Background: Based on combined analysis of clinical assessment of parkinsonian rigidity (constant resistance force generated during passive movement in a joint), electromyography and/or dynamometry many studies showed objectively that anti-parkinsonian medication decreases the rigidity in Parkinson's disease (PD). Rigidity-related changes in resting muscle stiffness (changed muscle's mechanical property related to its structural changes and changed neural drive) in PD patients have been revealed by myometry, a simple, sensitive, and reliable method for measuring mechanical properties in human soft tissues. However, an application of myometry in estimation of medication effects on the PD rigidity-related muscle stiffness has not been reported yet. Therefore, our study aimed to assess medication-induced changes in resting muscle stiffness in PD patients using myometry.
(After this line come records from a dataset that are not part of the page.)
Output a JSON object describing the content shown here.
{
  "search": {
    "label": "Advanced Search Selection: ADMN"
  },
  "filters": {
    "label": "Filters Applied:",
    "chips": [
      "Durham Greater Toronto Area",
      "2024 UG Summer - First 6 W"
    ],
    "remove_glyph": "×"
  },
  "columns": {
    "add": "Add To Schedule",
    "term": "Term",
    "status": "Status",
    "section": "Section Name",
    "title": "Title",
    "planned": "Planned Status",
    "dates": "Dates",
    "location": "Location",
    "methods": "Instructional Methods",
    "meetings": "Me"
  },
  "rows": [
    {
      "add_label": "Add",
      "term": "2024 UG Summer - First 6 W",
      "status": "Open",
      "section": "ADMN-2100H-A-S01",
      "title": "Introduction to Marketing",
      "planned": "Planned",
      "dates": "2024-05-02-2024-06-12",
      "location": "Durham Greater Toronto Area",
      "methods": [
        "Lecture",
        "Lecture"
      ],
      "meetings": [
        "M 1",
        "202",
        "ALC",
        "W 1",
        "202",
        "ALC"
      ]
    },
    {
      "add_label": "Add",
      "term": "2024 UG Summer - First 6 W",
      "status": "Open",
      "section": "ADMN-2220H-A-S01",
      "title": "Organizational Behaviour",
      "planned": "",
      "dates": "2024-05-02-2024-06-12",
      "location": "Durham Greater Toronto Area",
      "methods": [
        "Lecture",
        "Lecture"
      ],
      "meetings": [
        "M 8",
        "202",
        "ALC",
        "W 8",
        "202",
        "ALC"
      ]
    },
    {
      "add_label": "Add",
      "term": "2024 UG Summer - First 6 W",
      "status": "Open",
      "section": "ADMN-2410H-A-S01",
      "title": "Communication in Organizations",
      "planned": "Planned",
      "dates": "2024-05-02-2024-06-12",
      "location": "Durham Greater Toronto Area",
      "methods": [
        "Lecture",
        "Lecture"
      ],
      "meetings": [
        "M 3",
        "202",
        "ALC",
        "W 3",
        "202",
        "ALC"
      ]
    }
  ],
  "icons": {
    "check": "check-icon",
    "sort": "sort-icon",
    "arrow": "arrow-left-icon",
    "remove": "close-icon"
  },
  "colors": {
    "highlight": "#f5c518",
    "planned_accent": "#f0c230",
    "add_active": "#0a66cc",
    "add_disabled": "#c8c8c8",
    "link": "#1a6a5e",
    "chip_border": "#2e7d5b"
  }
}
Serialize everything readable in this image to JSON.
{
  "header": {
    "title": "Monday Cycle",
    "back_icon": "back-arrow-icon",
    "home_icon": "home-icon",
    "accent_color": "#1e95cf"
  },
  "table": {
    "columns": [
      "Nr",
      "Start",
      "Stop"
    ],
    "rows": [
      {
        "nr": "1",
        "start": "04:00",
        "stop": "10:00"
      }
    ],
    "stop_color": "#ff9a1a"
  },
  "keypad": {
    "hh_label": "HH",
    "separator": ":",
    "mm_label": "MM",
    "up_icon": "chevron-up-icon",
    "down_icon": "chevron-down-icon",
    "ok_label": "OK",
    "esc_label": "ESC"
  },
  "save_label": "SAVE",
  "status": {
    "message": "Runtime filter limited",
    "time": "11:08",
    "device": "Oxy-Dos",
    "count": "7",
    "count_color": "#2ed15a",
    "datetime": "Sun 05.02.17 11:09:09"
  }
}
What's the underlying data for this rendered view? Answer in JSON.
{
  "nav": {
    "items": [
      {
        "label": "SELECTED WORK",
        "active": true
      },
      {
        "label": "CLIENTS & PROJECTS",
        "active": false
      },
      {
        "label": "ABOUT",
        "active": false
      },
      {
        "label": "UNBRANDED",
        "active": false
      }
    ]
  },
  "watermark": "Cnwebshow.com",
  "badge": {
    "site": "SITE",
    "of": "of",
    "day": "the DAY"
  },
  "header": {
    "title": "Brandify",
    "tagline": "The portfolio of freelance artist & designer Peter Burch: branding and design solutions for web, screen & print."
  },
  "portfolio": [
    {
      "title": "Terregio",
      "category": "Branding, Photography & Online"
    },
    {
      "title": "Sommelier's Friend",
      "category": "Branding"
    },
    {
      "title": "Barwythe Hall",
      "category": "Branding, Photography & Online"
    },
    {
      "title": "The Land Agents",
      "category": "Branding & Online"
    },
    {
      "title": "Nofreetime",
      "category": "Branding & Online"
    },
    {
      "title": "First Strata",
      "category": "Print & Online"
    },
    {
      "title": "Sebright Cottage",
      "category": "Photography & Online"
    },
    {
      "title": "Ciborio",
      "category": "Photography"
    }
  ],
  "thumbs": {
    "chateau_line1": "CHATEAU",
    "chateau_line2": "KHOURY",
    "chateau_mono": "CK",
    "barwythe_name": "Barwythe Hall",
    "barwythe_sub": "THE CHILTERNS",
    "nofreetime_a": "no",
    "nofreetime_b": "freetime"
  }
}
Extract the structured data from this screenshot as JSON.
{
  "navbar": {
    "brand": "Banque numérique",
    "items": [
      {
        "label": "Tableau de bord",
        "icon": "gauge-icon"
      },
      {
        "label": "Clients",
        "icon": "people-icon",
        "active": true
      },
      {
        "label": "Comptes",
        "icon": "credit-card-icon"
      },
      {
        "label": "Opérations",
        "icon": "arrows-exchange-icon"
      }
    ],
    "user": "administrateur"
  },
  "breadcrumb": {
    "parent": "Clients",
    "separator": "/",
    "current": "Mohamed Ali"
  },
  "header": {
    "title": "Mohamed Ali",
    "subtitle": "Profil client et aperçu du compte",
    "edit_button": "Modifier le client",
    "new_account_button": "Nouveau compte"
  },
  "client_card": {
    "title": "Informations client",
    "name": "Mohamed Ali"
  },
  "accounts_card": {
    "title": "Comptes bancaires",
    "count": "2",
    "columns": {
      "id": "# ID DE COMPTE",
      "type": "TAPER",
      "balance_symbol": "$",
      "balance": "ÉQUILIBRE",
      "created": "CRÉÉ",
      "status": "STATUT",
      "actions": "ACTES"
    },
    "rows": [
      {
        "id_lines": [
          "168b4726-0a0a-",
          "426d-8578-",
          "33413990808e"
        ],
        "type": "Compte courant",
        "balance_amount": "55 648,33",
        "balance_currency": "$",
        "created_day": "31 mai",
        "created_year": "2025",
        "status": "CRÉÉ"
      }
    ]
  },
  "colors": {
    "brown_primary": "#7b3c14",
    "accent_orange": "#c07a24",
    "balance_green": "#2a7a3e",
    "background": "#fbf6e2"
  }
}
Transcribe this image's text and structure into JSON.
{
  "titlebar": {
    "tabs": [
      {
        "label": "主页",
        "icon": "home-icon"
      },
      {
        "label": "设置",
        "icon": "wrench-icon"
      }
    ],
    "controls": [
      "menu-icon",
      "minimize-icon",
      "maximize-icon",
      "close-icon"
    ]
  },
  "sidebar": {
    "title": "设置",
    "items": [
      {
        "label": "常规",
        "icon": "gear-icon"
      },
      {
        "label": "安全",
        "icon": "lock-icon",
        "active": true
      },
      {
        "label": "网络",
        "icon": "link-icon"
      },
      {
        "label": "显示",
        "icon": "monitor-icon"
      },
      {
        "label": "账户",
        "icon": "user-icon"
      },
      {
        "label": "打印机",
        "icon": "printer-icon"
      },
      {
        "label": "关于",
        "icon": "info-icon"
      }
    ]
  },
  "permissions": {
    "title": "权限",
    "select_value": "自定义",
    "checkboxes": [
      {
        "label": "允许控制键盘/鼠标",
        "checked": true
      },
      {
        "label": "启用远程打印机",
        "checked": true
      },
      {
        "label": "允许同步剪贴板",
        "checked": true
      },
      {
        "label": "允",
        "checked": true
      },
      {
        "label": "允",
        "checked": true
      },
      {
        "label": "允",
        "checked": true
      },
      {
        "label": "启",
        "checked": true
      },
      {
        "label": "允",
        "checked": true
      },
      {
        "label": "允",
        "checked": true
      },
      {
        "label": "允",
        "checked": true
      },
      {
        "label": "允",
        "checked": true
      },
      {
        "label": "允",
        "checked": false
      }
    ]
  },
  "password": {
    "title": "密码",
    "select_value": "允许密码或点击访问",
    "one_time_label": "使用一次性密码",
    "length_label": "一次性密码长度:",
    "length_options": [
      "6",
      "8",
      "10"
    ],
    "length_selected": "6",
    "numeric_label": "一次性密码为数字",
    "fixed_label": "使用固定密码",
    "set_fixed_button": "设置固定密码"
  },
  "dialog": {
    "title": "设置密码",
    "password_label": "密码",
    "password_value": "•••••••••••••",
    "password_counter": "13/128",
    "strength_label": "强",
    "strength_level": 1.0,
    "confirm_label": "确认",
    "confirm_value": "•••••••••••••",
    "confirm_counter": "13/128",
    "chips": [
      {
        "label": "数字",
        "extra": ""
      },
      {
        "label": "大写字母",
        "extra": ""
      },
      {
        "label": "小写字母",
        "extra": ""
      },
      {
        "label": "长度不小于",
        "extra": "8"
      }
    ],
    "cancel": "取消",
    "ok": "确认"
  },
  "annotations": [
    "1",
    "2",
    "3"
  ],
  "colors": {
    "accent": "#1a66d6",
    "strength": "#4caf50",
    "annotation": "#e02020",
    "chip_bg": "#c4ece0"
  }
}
Methods: We measured resting muscle stiffness by myometry and recorded a surface electromyogram of relaxed biceps brachii, brachioradialis and triceps brachii muscles in ten patients with PD (age: 51-80 years; Hoehn and Yahr stage: 2.5-4) during medication on-phase (when subjects felt best comfort and fitness after medication: Levodopa, Piribedil, Ropinirol) and medication off-phase (12h after withdrawal of the medication).
Findings: Our patients had significantly lower myometric stiffness and electromyogram amplitude in all tested muscles, and also lower clinical rigidity scores during the medication on-phase compared with the medication off-phase.
Interpretation: Myometry revealed that anti-parkinsonian medication decreases not only rigidity in PD, but also rigidity-related stiffness in resting skeletal muscles in PD patients. These findings show that myometry can enrich neurological practice, by allowing objective and reliable assessment of parkinsonian rigidity treatment effectiveness.